Namun pada porsinya, para filosof
idealisme mengetengahkan berbagai macam pandangan tentang hakikat alam yang
sebenarnya adalah idea. Idea ini digali dari bentuk-bentuk di luar benda yang
nyata sehingga yang kelihatan apa di balik nyata dan usaha-usaha yang dilakukan
pada dasarnya adalah untuk mengenal alam raya. Walaupun katakanlah idealisme
dipandang lebih luas dari aliran yang lain karena pada prinsipnya aliran ini
dapat menjangkau hal-ihwal yang sangat pelik yang kadang-kadang tidak mungkin
dapat atau diubah oleh materi, Sebagaimana Phidom mengetengahkan, dua prinsip
pengenalan dengan memungkinkan alat-alat inderawi yang difungsikan di sini
adalah jiwa atau sukma.
Dengan demikian, dunia pun terbagi
dua yaitu dunia nyata dengan dunia tidak nyata, dunia kelihatan (boraton genos)
dan dunia yang tidak kelihatan (cosmos neotos). Bagian ini menjadi sasaran
studi bagi aliran filsafat idealism
Plato dalam mencari jalan melalui
teori aplikasi di mana pengenalan terhadap idea bisa diterapkan pada alam nyata
seperti yang ada di hadapan manusia. Sedangkan pengenalan alam nyata belum
tentu bisa mengetahui apa di balik alam nyata. Memang kenyataannya sukar
membatasi unsur-unsur yang ada dalam ajaran idealisme khususnya dengan Plato.
Ini disebabkan aliran Platonisme ini bersifat lebih banyak membahas tentang
hakikat sesuatu daripada menampilkannya dan mencari dalil dan keterangan
hakikat itu sendiri. Oleh karena itu dapat kita katakan bahwa pikiran Plato itu
bersifat dinamis dan tetap berlanjut tanpa akhir. Tetapi betapa pun adanya buah
pikiran Plato itu maka ahli sejarah filsafat tetap memberikan tempat terhormat
bagi sebagian pendapat dan buah pikirannya yang pokok dan utama.

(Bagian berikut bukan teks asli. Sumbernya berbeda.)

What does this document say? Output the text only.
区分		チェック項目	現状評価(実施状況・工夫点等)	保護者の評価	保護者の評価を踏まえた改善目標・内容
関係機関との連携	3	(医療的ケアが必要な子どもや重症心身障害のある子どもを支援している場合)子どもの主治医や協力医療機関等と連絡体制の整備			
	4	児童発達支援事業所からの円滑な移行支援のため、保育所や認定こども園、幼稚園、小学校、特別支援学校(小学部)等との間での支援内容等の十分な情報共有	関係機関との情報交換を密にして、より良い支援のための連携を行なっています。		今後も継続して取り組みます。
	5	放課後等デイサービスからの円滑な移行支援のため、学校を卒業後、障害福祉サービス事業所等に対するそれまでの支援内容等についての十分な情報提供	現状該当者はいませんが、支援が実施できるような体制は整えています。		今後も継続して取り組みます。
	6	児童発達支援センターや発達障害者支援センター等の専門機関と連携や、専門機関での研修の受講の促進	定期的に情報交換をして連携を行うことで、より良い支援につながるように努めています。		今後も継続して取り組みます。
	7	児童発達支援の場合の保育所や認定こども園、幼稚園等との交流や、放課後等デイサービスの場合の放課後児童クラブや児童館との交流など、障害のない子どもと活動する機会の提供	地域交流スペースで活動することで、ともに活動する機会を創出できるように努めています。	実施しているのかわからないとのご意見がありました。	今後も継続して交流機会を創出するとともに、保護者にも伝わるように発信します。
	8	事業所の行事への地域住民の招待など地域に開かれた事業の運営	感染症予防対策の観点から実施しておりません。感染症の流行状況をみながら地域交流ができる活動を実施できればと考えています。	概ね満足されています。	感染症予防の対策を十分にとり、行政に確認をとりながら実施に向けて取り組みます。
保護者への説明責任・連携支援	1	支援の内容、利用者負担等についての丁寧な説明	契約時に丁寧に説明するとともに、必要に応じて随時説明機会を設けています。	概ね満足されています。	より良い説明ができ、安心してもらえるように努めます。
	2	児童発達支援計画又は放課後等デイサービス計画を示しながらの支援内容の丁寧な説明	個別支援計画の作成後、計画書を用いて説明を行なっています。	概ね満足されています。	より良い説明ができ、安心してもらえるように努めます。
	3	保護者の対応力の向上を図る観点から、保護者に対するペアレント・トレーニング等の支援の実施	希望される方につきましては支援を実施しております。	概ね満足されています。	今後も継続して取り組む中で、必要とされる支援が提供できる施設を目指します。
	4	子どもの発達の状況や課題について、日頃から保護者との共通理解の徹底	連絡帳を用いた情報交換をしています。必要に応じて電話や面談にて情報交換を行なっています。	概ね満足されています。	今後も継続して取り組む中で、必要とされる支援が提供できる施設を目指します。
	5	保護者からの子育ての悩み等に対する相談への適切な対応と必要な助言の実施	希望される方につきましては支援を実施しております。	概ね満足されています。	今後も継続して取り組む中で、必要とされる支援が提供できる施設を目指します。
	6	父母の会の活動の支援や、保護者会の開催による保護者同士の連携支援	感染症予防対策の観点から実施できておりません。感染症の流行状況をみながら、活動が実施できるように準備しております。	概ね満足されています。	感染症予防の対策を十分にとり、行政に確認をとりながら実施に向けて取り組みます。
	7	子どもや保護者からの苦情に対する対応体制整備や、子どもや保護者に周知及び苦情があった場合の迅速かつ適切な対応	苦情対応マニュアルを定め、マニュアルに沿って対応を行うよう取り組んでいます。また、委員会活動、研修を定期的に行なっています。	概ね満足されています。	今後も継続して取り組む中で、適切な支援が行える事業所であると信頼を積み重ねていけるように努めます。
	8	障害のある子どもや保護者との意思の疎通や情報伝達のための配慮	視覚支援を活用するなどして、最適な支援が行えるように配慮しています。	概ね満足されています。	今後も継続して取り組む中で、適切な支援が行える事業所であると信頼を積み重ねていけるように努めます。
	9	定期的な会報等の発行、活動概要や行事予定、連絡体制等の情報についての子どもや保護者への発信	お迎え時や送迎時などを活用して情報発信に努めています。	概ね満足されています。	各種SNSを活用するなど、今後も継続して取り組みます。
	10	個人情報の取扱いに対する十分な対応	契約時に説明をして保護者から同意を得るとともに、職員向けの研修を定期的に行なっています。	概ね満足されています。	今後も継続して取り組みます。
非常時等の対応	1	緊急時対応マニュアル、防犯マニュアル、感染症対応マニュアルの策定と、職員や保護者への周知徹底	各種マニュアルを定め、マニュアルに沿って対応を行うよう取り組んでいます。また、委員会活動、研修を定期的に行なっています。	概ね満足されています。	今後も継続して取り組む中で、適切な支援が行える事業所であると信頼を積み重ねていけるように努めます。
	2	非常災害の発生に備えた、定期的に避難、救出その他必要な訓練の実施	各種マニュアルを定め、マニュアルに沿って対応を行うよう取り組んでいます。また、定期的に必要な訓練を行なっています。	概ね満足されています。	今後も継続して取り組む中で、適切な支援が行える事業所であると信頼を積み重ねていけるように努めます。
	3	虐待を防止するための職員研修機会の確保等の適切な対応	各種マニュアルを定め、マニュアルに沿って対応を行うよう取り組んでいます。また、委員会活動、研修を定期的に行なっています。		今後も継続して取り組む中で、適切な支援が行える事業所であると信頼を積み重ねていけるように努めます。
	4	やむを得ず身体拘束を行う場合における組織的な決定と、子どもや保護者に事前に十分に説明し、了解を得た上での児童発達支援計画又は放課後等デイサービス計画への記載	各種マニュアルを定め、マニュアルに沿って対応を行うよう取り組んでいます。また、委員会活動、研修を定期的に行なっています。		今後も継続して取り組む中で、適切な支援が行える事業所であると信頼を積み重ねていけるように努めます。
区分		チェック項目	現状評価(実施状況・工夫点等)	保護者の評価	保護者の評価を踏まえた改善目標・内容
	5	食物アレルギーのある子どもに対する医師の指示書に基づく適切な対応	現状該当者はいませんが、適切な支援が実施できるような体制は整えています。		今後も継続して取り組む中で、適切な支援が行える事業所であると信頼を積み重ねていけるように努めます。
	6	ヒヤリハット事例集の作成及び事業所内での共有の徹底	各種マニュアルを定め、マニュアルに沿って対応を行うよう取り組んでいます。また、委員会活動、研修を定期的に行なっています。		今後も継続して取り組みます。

Antara lain Betran Russel berkata:
Adapun buah pikiran penting yang dibicarakan oleh filsafat Plato adalah: kota
utama yang merupakan idea yang belum pernah dikenal dan dikemukakan orang
sebelumnya. Yang kedua, pendapatnya tentang idea yang merupakan buah pikiran
utama yang mencoba memecahkan persoalan-persoalan menyeluruh persoalan itu yang
sampai sekarang belum terpecahkan. Yang ketiga, pembahasan dan dalil yang
dikemukakannya tentang keabadian. Yang keempat, buah pikiran tentang
alam/cosmos, yang kelima, pandangannya tentang ilmu pengetahuan.
B.
Idealisme dan Filsafat Pendidikan
Aliran filsafat idealisme terbukti
cukup banyak memperhatikan masalah-masalah pendidikan, sehingga cukup
berpengaruh terhadap pemikiran dan praktik pendidikan. William T. Harris adalah
tokoh aliran pendidikan idealisme yang sangat berpengaruh di Amerika Serikat.
Bahkan, jumlah tokoh filosof Amerika kontemporer tidak sebanyak seperti
tokoh-tokoh idealisme yang seangkatan dengan Herman Harrell Horne (1874-1946).
Herman Harrell Horne adalah filosof yang mengajar filsafat beraliran idealisme
lebih dari 33 tahun di Universitas New York.[5]
Belakangan, muncul pula Michael
Demiashkevitch, yang menulis tentang idealisme dalam pendidikan dengan efek
khusus. Demikian pula B.B. Bogoslovski, dan William E. Hocking. Kemudian muncul
pula Rupert C. Lodge (1888-1961), profesor di bidang logika dan sejarah
filsafat di Universitas Maitoba. Dua bukunnya yang mencerminkan kecemerlangan
pemikiran Rupert dalam filsafat pendidikan adalah Philosophy of Education dan
studi mengenai pemikirian Plato di bidang teori pendidikan. Di Italia, Giovanni
Gentile Menteri bidang Instruksi Publik pada Kabinet Mussolini pertama, keluar
dari reformasi pendidikan karena berpegang pada prinsip-prinsip filsafat
idealisme sebagai perlawanan terhadap dua aliran yang hidup di negara itu
sebelumnya, yaitu positivisme dan naturalisme.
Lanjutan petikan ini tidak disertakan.